La première fois que nous avons pris contact avec la BMW F850 GS, c’était dans des conditions très particulières un stage de conduite trail à l’Enduropark BMW du Château de Lastours. L’occasion d’apprécier grandement la douceur et la bienveillance de ce modèle, par rapport à la bien plus impressionnante 1200. Dans les cailloux et sur la terre, chaussée de pneumatiques Continental TKC80, elle avait révélé son véritable potentiel aventurier et sa propension à savoir se jouer de n’importe quel type de chemins et de difficultés, pour peu que l’on adopte les bons réglages et les bonnes attitudes. De sa bienveillance, elle semblait même encourager à la pratique du loisir hors piste, de l’aventure au bout du chemin. Dans le sable d’une plage, sur les chemins entre les vignes, la F850 GS rassurait par son équilibre et la pertinence de ses assistances alors réglées en mode Enduro Pro. Une journée durant, elle nous avait guidés sur ses premiers rapports, et de sa poignée douce et un peu molle, idéale dans ces circonstances. 

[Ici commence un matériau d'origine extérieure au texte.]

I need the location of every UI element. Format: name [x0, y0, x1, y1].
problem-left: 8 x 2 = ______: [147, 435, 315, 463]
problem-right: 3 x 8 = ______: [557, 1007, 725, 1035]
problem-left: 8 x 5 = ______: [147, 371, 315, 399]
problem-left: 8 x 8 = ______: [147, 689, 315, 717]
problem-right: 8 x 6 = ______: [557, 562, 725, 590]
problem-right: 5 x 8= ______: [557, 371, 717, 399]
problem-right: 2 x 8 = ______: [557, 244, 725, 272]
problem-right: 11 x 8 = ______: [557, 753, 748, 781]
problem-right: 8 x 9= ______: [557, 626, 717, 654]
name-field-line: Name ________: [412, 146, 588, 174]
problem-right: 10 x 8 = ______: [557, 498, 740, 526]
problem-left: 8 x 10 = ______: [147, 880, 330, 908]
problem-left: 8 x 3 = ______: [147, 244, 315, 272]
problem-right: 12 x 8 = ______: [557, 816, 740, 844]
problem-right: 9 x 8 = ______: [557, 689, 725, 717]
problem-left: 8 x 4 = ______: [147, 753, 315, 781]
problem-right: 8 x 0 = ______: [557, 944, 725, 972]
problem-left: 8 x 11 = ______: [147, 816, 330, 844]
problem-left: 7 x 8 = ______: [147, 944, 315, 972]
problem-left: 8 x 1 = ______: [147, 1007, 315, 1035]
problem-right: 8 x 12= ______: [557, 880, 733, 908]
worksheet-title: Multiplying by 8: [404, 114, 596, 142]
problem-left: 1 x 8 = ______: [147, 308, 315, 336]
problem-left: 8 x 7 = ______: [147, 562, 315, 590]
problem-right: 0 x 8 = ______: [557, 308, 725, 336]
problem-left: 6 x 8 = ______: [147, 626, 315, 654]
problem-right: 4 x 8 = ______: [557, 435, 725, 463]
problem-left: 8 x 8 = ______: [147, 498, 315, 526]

Le ride by Wire est l’un des points les plus surprenant chez BMW. L’accélérateur géré électroniquement offre une absence totale de résistance à la rotation. Il permet surtout une réponse légèrement tardive, façon tirage long. Ceci même en mode de comportement Dynamic, celui que nous adoptons à présent sur route à notre sortie de chez l’importateur. Idem pour le réglage des suspensions arrière. Elle bascule de confortable à dynamique lui aussi agréable, sans que cela ne nuise à l’amortissement des bosses et reliefs de la route. L’utilisation des commandes au guidon et le paramétrage des options se font par simples actions sur les commutateurs. Contrôle de traction éteint, ABS en place, nous abordons notre trajet autoroutier avec circonspection.

Essai BMW F850 GS
Peu de protection. Voici ce qui ressort de l'inefficacité relative de la bulle, laquelle tient davantage du déflecteur. Bruit dans le casque, pression du vent, on a vu mieux... En option cela dit. Le confort de selle est lui aussi en retrait.  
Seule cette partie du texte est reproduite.